The music business, especially the modern-rock division, is an exhausting scene. Between illegal downloading, heavy promotional pressures and the nanoseconds-long attention span of the MTV crowd, rock artists are forced to conjure up magic tricks of imaging to attract increasingly fickle listeners. The Lost Prophets are well aware of this, and thus saturate their third CD, Liberation Transmission, in enough fancy artwork and fashion statements to put even My Chemical Romance to shame. Unfortunately, the music Liberation Transmission delivers can't live up to the agenda its imaging pushes, and the record falls miserably flat.
As a concept band, the Lost Prophets actually do rather well for themselves. Their CD cover proclaims "Nobis Pro Lemma Vobis" (meaning "for us, for them, for you") against a backdrop of gargoyles and red ink splattered to look like blood. The band members, adorned in sunglasses and tattoos, pose, unsmiling, under layers of perfectly dyed and parted hair. And the lyrics to each song, printed in an appropriately gothic font, are splayed out over four pages of German prison records watermarked into the CD jacket. While the packaging of Liberation Transmission is impressive, the band doesn't succeed much more than that. Underneath their carefully designed smoke and mirrors, the Lost Prophets are a mediocre band at best. At worst, they are an offensively presumptuous act that dictates a philosophy without producing the quality music needed to back it up.

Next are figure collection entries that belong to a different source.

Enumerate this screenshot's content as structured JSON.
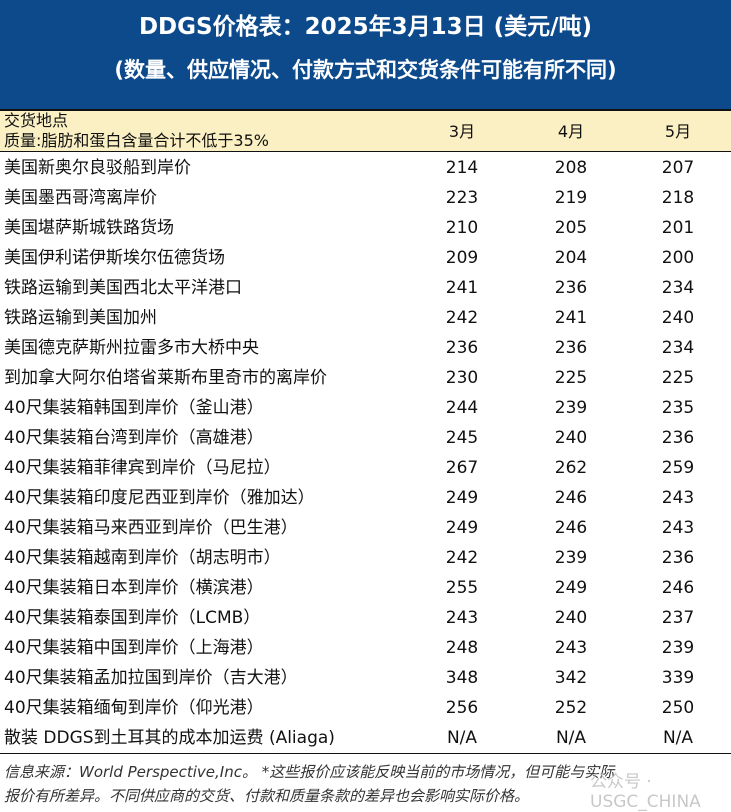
{
  "title": "DDGS价格表：2025年3月13日 (美元/吨)",
  "subtitle": "(数量、供应情况、付款方式和交货条件可能有所不同)",
  "header": {
    "location": "交货地点",
    "quality": "质量:脂肪和蛋白含量合计不低于35%",
    "months": [
      "3月",
      "4月",
      "5月"
    ]
  },
  "rows": [
    {
      "label": "美国新奥尔良驳船到岸价",
      "v": [
        "214",
        "208",
        "207"
      ]
    },
    {
      "label": "美国墨西哥湾离岸价",
      "v": [
        "223",
        "219",
        "218"
      ]
    },
    {
      "label": "美国堪萨斯城铁路货场",
      "v": [
        "210",
        "205",
        "201"
      ]
    },
    {
      "label": "美国伊利诺伊斯埃尔伍德货场",
      "v": [
        "209",
        "204",
        "200"
      ]
    },
    {
      "label": "铁路运输到美国西北太平洋港口",
      "v": [
        "241",
        "236",
        "234"
      ]
    },
    {
      "label": "铁路运输到美国加州",
      "v": [
        "242",
        "241",
        "240"
      ]
    },
    {
      "label": "美国德克萨斯州拉雷多市大桥中央",
      "v": [
        "236",
        "236",
        "234"
      ]
    },
    {
      "label": "到加拿大阿尔伯塔省莱斯布里奇市的离岸价",
      "v": [
        "230",
        "225",
        "225"
      ]
    },
    {
      "label": "40尺集装箱韩国到岸价（釜山港）",
      "v": [
        "244",
        "239",
        "235"
      ]
    },
    {
      "label": "40尺集装箱台湾到岸价（高雄港）",
      "v": [
        "245",
        "240",
        "236"
      ]
    },
    {
      "label": "40尺集装箱菲律宾到岸价（马尼拉）",
      "v": [
        "267",
        "262",
        "259"
      ]
    },
    {
      "label": "40尺集装箱印度尼西亚到岸价（雅加达）",
      "v": [
        "249",
        "246",
        "243"
      ]
    },
    {
      "label": "40尺集装箱马来西亚到岸价（巴生港）",
      "v": [
        "249",
        "246",
        "243"
      ]
    },
    {
      "label": "40尺集装箱越南到岸价（胡志明市）",
      "v": [
        "242",
        "239",
        "236"
      ]
    },
    {
      "label": "40尺集装箱日本到岸价（横滨港）",
      "v": [
        "255",
        "249",
        "246"
      ]
    },
    {
      "label": "40尺集装箱泰国到岸价（LCMB）",
      "v": [
        "243",
        "240",
        "237"
      ]
    },
    {
      "label": "40尺集装箱中国到岸价（上海港）",
      "v": [
        "248",
        "243",
        "239"
      ]
    },
    {
      "label": "40尺集装箱孟加拉国到岸价（吉大港）",
      "v": [
        "348",
        "342",
        "339"
      ]
    },
    {
      "label": "40尺集装箱缅甸到岸价（仰光港）",
      "v": [
        "256",
        "252",
        "250"
      ]
    },
    {
      "label": "散装 DDGS到土耳其的成本加运费 (Aliaga)",
      "v": [
        "N/A",
        "N/A",
        "N/A"
      ]
    }
  ],
  "footer": {
    "line1": "信息来源：World Perspective,Inc。 *这些报价应该能反映当前的市场情况，但可能与实际",
    "line2": "报价有所差异。不同供应商的交货、付款和质量条款的差异也会影响实际价格。"
  },
  "watermark": "公众号 · USGC_CHINA",
  "colors": {
    "header_bg": "#0d4a8c",
    "colhdr_bg": "#fbf0c3"
  }
}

The band's relentless diatribe begins with "Everyday Combat," which likens life to a series of wars fought over booze, brawls and broads. While the song's formula is classic punk rock, its drudging sound certainly won't be starting any riots. Most of the record's subsequent tracks, with stale guitar riffs and lifeless melodies, fall into the same dull category. Some songs are so studied that they even make parodies of themselves. Armed with lines like "there's no pride to be found/ when you follow sheep around," the band takes a jab at the music industry on "A Town Called Hypocrisy." In the same vein, "The New Transmission" is an attack on all things superficial, proclaiming "everyone says the same old things." Shouted ungracefully over power chords, however, such lines have little effect without originality or inventiveness.
Equally unoriginal are tracks like "Broken Hearts, Torn Up Letters, and the Story of a Lonely Girl," which attempts to hide its banality with a dramatic title and voice tricks from lead singer and lyricist Ian Watkins. The same applies to "Everybody's Screaming!!!," a song title that apparently requires three exclamation points to distract listeners from the mind-numbingly mundane sound it actually offers. As Watkins screams that he's "sick of working all week for people [he] can't stand," the band's credibility plummets to the ranks of other modern-rock bands who value themselves as messiahs for the disaffected youth of the world (such as Nickleback and, God forbid, Creed.)
Despite its misguided sermonizing, Liberation Transmission isn't entirely hopeless. U2-inspired guitars and a soaring melody lift first single "Rooftops" to pure pop-rock ecstasy, and "Can't Stop, Got A Date With Hate" is a clever commentary on life tainted by cynicism. When the band shifts its focus from the state of world affairs to the state of a broken relationship, as in "Can't Catch Tomorrow," its sound makes more sense.
Otherwise, Liberation Transmission drones on at an exhaustingly loud volume without striking any emotional chords. The record is far too prepped and primed to leave any lasting impressions. Credit is due to the band's A&R department for creating some stunning visual effects, but the effects from the music underneath the imaging are nonexistent. The Lost Prophets, who apparently are also lost on the meaning of irony, have created an entirely forgettable record that preaches but cannot perform.